寺のかまど番をしていた拾得が寒山にその残飯を分け与えていたように、彼は「謎の郷土料理シリーズ」を山小屋や野営場などで拵えてくれた。自らが畠で育てた大根を届けてくれたり、大根菜を持ってきてくれたりと、何よりも私の母にいつも優しい言葉をかけてくれたではないか。にもかかわらず、私は一体何をしていた! そも私が何かの役に立ったことなどあったか!
ありがたい経典の巻物ではなく、無謀な旅のしほりを手にした疫病神よろしく、遊興に誘い出しては無明なる酒を強要。思いやることを忘れた自分勝手の末に、押されてしまった消印。そのとき私は、永平寺で寒干し大根を買い求めていたのだから目も当てられない・・・・・・。
会者定離、会う者は必ず離れる運命にあり、愛別離苦、愛する者との死に別れや生き別れの苦しみからは逃れられない。だとしても、大馬鹿者の私とて想像できる最大のかなしみ、それは一番最初に出会った人である母を亡くすことが、どんなに辛かったか。そんなときに一つの言葉もかけられず、痛みを分かち合うことすら出来なかった。
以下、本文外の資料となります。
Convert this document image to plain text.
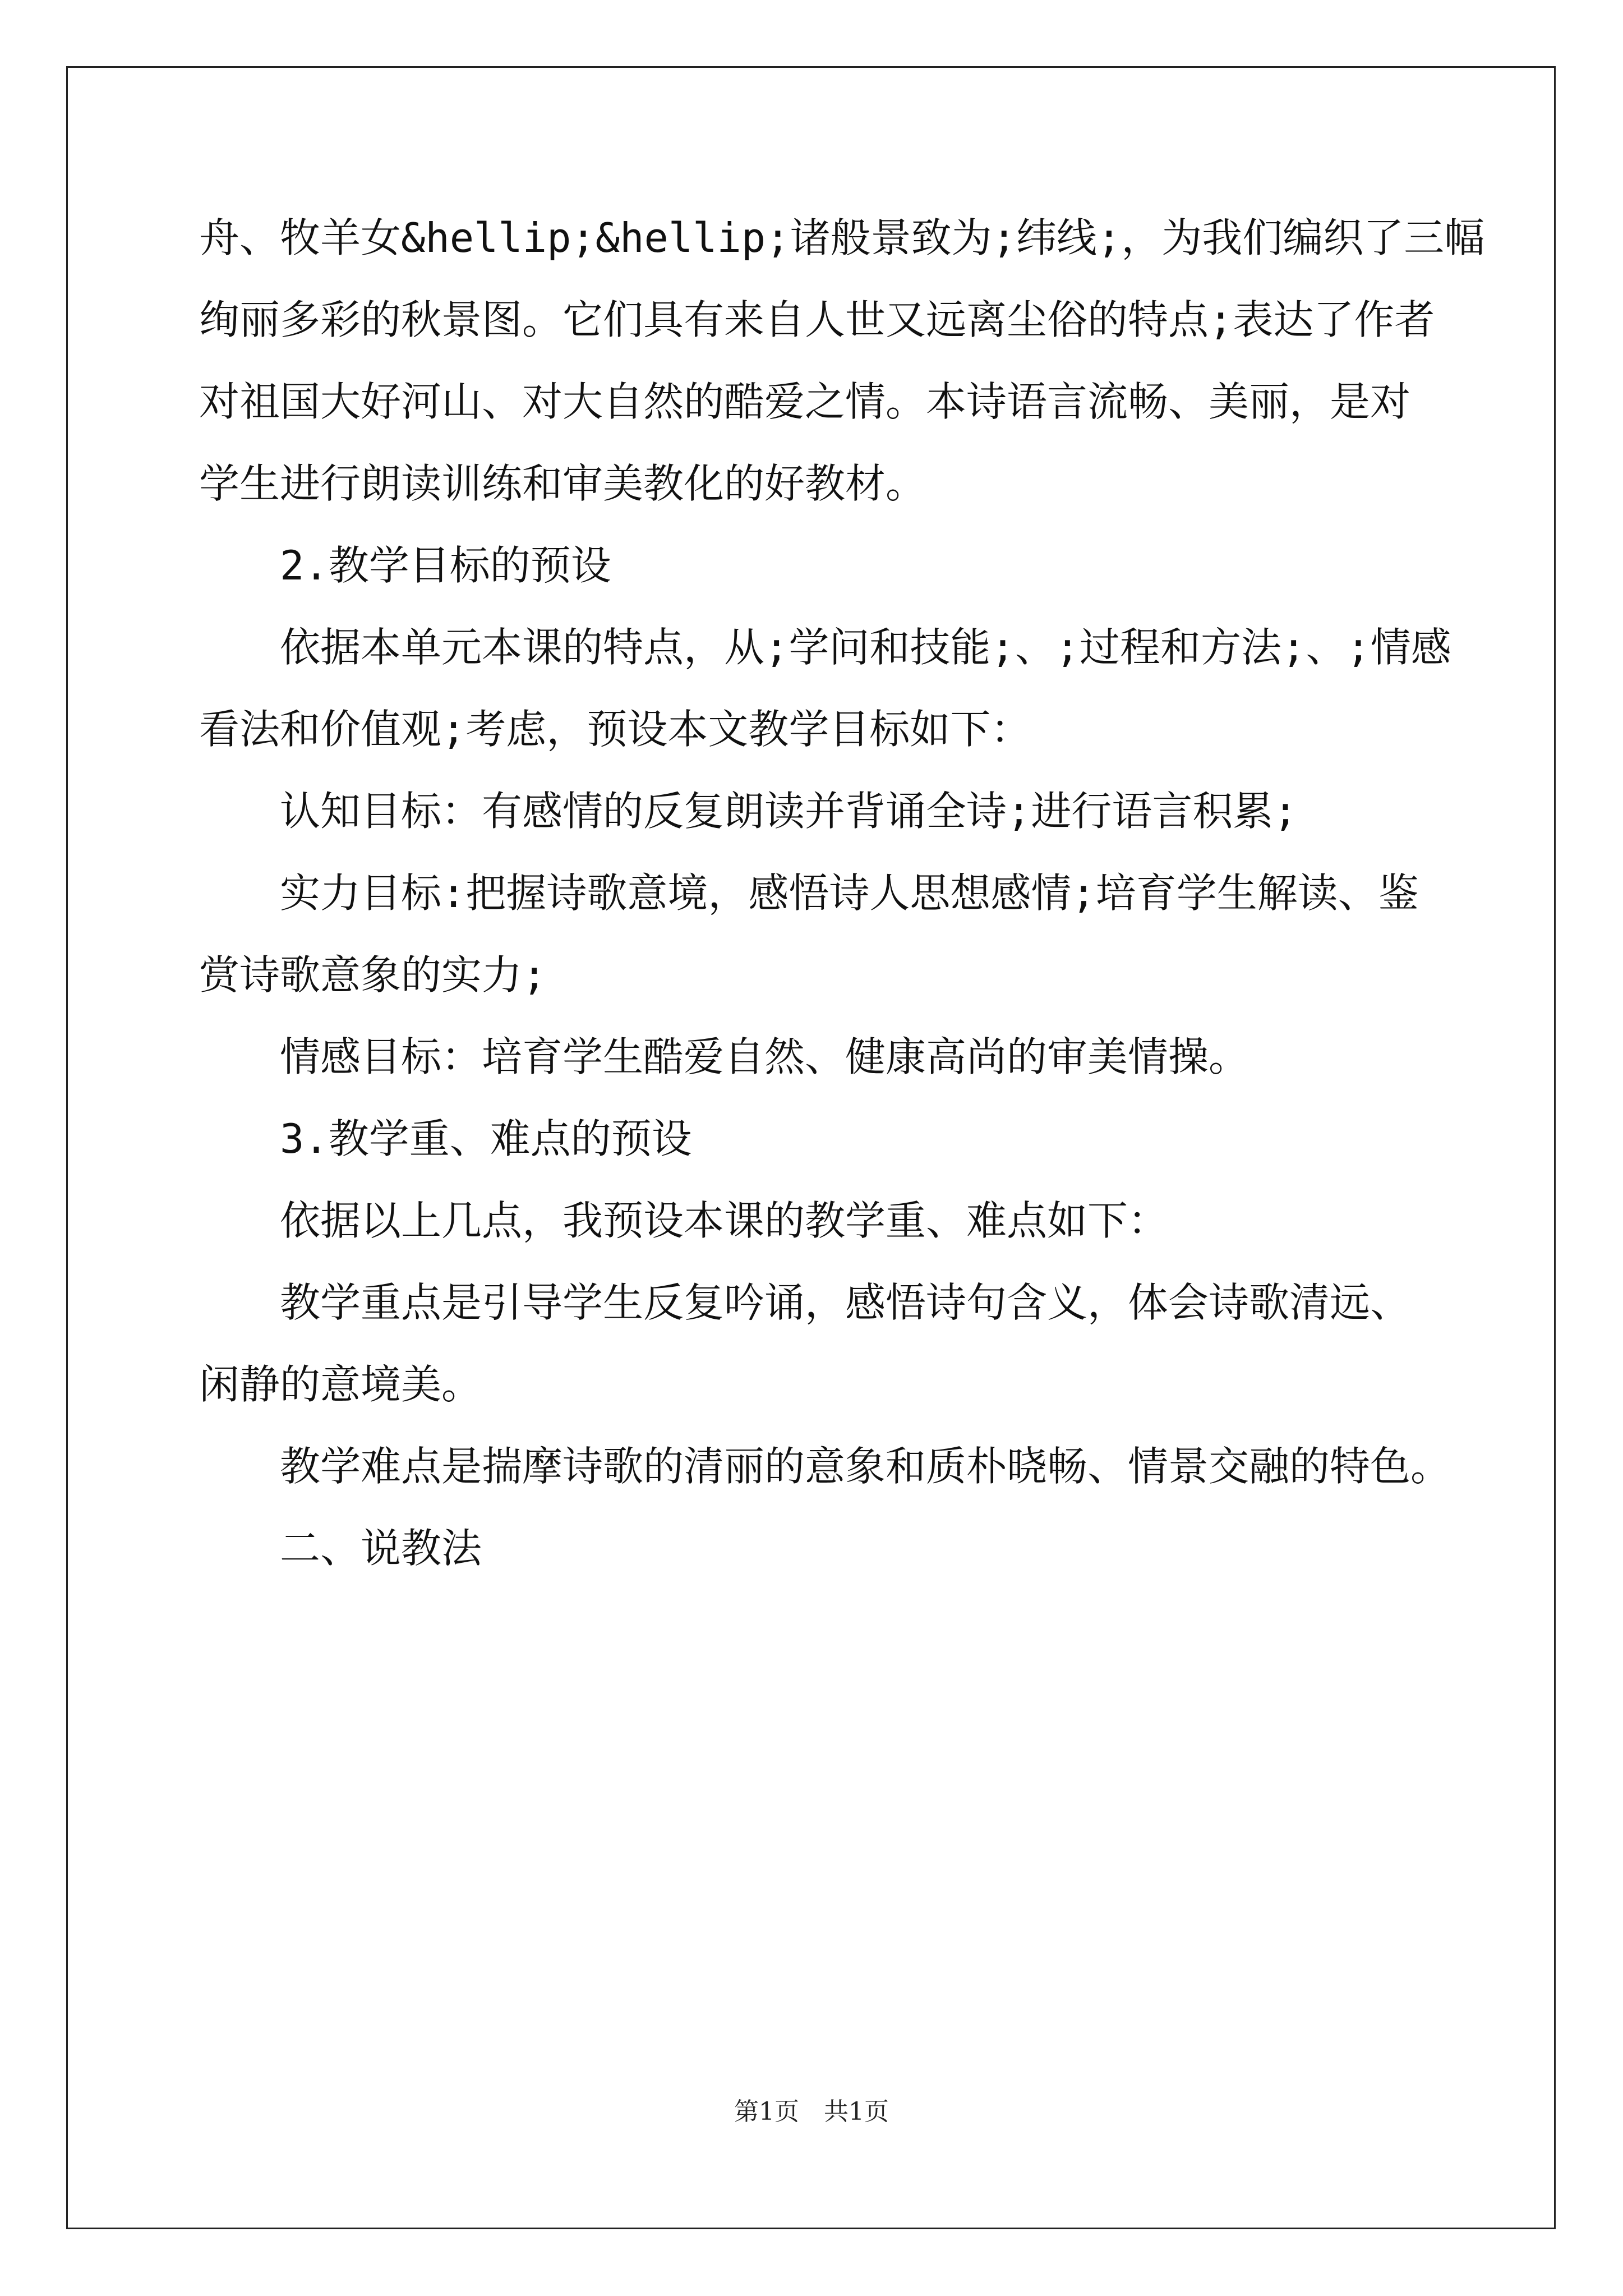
舟、牧羊女&hellip;&hellip;诸般景致为;纬线;，为我们编织了三幅
绚丽多彩的秋景图。它们具有来自人世又远离尘俗的特点;表达了作者
对祖国大好河山、对大自然的酷爱之情。本诗语言流畅、美丽，是对
学生进行朗读训练和审美教化的好教材。
2.教学目标的预设
依据本单元本课的特点，从;学问和技能;、;过程和方法;、;情感
看法和价值观;考虑，预设本文教学目标如下：
认知目标：有感情的反复朗读并背诵全诗;进行语言积累;
实力目标:把握诗歌意境，感悟诗人思想感情;培育学生解读、鉴
赏诗歌意象的实力;
情感目标：培育学生酷爱自然、健康高尚的审美情操。
3.教学重、难点的预设
依据以上几点，我预设本课的教学重、难点如下：
教学重点是引导学生反复吟诵，感悟诗句含义，体会诗歌清远、
闲静的意境美。
教学难点是揣摩诗歌的清丽的意象和质朴晓畅、情景交融的特色。
二、说教法
第1页　共1页
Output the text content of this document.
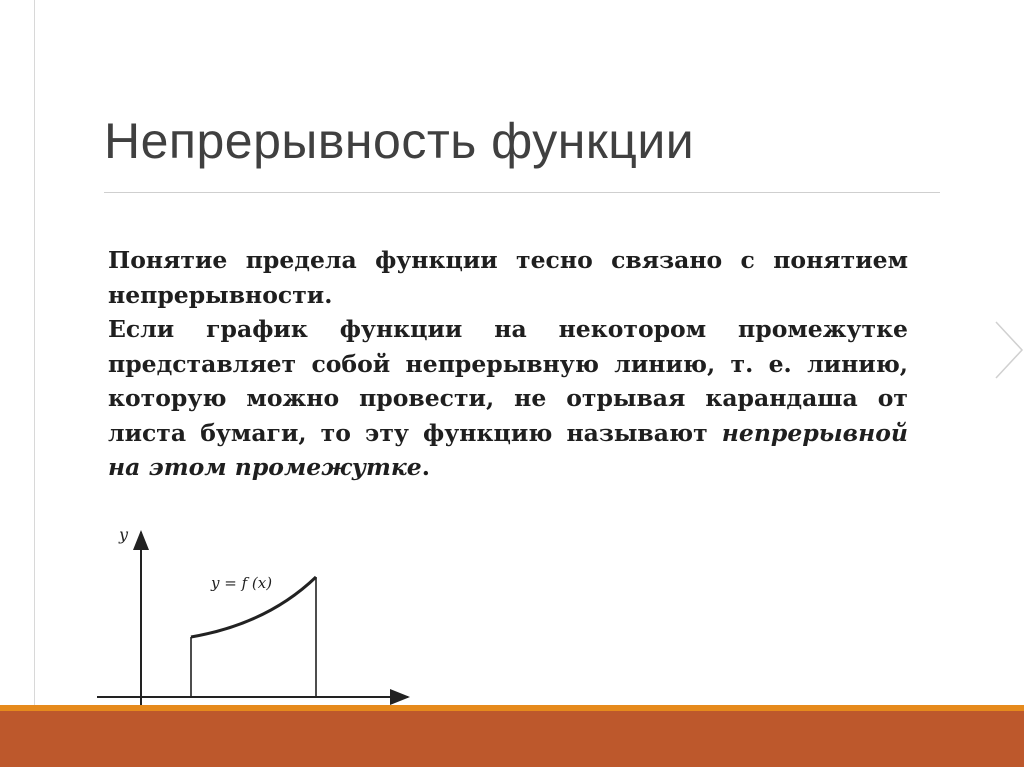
Непрерывность функции

Понятие предела функции тесно связано с понятием непрерывности.

Если график функции на некотором промежутке представляет собой непрерывную линию, т. е. линию, которую можно провести, не отрывая карандаша от листа бумаги, то эту функцию называют непрерывной на этом промежутке.

y
y = f (x)
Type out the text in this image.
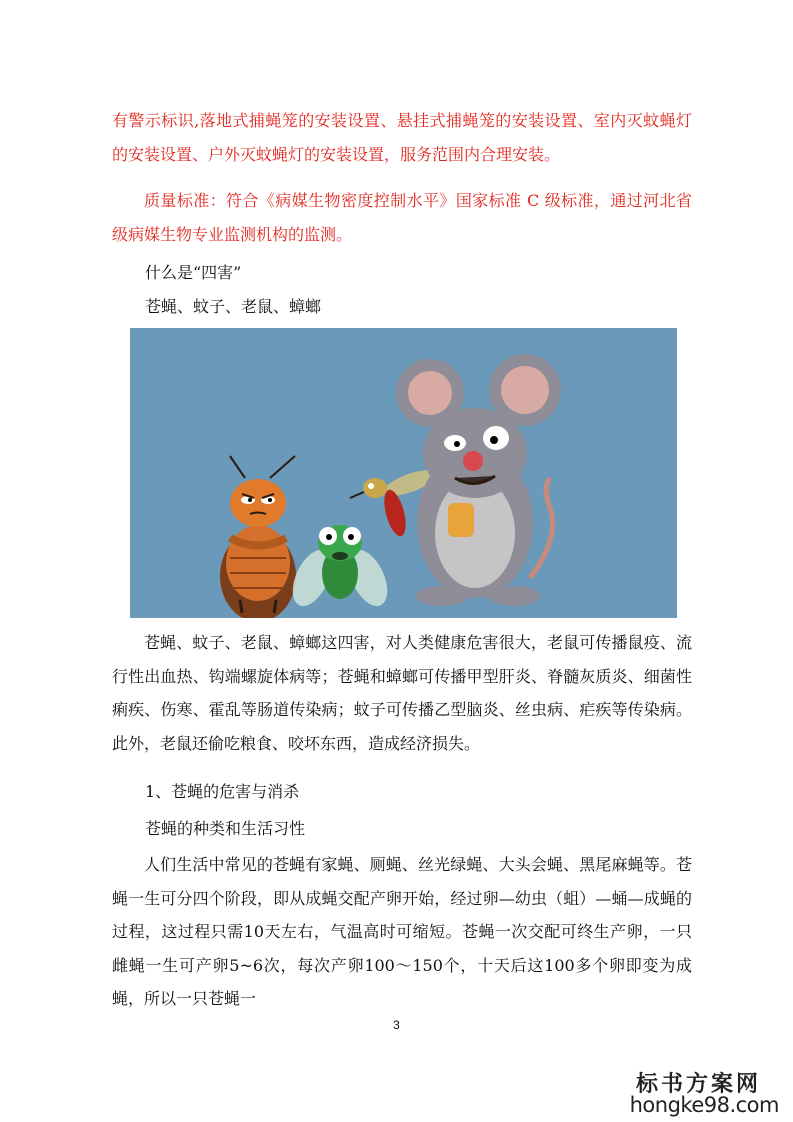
有警示标识,落地式捕蝇笼的安装设置、悬挂式捕蝇笼的安装设置、室内灭蚊蝇灯的安装设置、户外灭蚊蝇灯的安装设置，服务范围内合理安装。

质量标准：符合《病媒生物密度控制水平》国家标准 C 级标准，通过河北省级病媒生物专业监测机构的监测。

什么是“四害”

苍蝇、蚊子、老鼠、蟑螂

苍蝇、蚊子、老鼠、蟑螂这四害，对人类健康危害很大，老鼠可传播鼠疫、流行性出血热、钩端螺旋体病等；苍蝇和蟑螂可传播甲型肝炎、脊髓灰质炎、细菌性痢疾、伤寒、霍乱等肠道传染病；蚊子可传播乙型脑炎、丝虫病、疟疾等传染病。此外，老鼠还偷吃粮食、咬坏东西，造成经济损失。

1、苍蝇的危害与消杀

苍蝇的种类和生活习性

人们生活中常见的苍蝇有家蝇、厕蝇、丝光绿蝇、大头会蝇、黑尾麻蝇等。苍蝇一生可分四个阶段，即从成蝇交配产卵开始，经过卵—幼虫（蛆）—蛹—成蝇的过程，这过程只需10天左右，气温高时可缩短。苍蝇一次交配可终生产卵，一只雌蝇一生可产卵5~6次，每次产卵100～150个，十天后这100多个卵即变为成蝇，所以一只苍蝇一

3
标书方案网
hongke98.com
香典を携えて、雨の日に自宅を訪ねたが不在だった。夜に出直すも彼の車はなく、休日の自宅も火の気がなく静まりかえっていた。電話は憚られた。何れにしても遅すぎたのだ。すぼまってゆく丘陵地の坂路で、そのまま閉ざされてしまうかのように光は絞られたが、高台に建つ彼の実家の庭に穏やかな陽だまりを作って集められていた。
脚立に跨がり、縁側の軒にかかる柿の枝に鋏を入れている人あり。私に気付いて、笑みを浮かべて歩み寄る人あり。おお、朋よ! 我が拾得よ! もはや深く閉ざされてしまったものだと諦めかけていたが、開かれていた。それも胸襟なんてものでなく、大胆な全開、ズボンのチャックまで完全に開かれていたのだった。
我、人と逢う 人、人と逢う 我、我と逢う
道元禅師の言葉が導いてくれた再会。いや、再び開くと記すべきだろう。何よりまずは弔意を表してから、すぐさま私も全開にした。
澄み切った冬空に霊峰白山の見事な眺望が開けていた。二人で登った加賀禅定道の長い路を指でなぞる。日に焼かれ雨に打たれた苦しい登山行だったが、愉しかった。
悲しい哀しい愛しい。どれも、かなしい。どのかなしみにも裏側には優しさがある。その優しさが美しいのだから、かなしみを深くすることで美しさに立ち返ることが出来るのではないか。
眼前に広がる豊富な宝、それが何なのか。今は一点の雲もなく開けている。